The Evolution of Database Operations: From Traditional Databases to Distributed SQL
Marc Hansen, a systems engineer from Fiserv, recently sat down with Karthik Rangatharan, CTO and Co-Founder of Yugabyte, to discuss his role at this top global fintech and payments company.
During their conversation, they chatted about the realities of working with both traditional databases and DBaaS to support business goals and objectives. They also discussed how cloud technologies, PostgreSQL compatibility, and automation affect DBAs’ approach to disaster recovery, observability, and database deployment.
Read the excerpt below for the main discussion takeaways, or watch the full interview.
I work in systems engineering at Fiserv, a global fintech firm, as part of their Hardware Services division, where we handle the shipment of point-of-sale equipment and supplies to merchants. This includes paper and other necessary supplies to print receipts for customer transactions. My current role involves overseeing the operations and implementation of database-as-a-service (DBaaS), where I work with different providers to identify ways to use these services within Fiserv.

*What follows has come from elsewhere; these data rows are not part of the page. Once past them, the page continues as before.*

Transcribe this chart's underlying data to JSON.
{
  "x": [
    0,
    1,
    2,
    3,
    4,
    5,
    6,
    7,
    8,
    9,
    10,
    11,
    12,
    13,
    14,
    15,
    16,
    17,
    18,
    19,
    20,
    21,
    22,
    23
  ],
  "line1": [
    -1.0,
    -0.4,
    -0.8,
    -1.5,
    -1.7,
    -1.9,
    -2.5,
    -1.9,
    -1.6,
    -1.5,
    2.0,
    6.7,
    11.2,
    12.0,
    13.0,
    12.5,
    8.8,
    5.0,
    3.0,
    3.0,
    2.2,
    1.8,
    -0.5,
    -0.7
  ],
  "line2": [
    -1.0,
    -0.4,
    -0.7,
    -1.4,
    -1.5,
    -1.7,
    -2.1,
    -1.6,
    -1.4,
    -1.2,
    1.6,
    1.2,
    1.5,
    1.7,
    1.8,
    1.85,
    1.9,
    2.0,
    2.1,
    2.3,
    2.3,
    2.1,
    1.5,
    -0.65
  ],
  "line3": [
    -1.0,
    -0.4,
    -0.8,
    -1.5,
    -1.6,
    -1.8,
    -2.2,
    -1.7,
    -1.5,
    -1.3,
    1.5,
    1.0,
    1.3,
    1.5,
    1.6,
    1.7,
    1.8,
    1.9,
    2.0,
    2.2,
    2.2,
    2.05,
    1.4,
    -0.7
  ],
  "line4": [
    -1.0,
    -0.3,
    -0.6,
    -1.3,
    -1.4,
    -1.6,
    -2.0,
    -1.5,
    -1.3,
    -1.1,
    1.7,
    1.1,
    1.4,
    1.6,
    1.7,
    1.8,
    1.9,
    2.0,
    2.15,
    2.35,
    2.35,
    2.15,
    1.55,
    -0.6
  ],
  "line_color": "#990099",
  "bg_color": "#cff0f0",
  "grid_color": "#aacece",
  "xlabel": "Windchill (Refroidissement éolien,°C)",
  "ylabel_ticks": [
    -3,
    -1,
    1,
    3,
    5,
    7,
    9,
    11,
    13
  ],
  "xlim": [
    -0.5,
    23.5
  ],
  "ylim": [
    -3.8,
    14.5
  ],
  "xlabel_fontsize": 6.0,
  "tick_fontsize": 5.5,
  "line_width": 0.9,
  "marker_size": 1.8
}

Q: Let’s begin by discussing your work with DBaaS. Could you share your perspective on what this entails and what it means to you? In other words, how do you define database-as-a-service, and why is it important?
Database-as-a-service (DBaaS) is a way of providing databases using a set of point-and-click operations, allowing business units or development teams to quickly and easily obtain the necessary databases to support their applications.
This is in contrast to traditional methods of building and deploying a new database, which can take months to complete. DBaaS can provide a database within as little as 10-15 minutes, which helps to accelerate the development process and ensures that teams can quickly obtain the resources they need to support their applications.
First, you had to find suitable hardware, which involved determining where to place it within the data center and ensuring adequate space, power, network, cooling capabilities, etc. Then you had to acquire the necessary software and licensing to install it. Finally, the network had to be configured to allow for access by the relevant business units, and it had to be built out to accommodate maximum predicted usage.
DBaaS abstracts many of these complexities. Cloud technology has been instrumental in getting us to this point, removing the need for businesses to build out their own data centers, further streamlining the process. Ultimately, DBaaS aims to eliminate the need to wait for a dedicated database team to build and deploy a database, allowing users to obtain the resources they need quickly and efficiently.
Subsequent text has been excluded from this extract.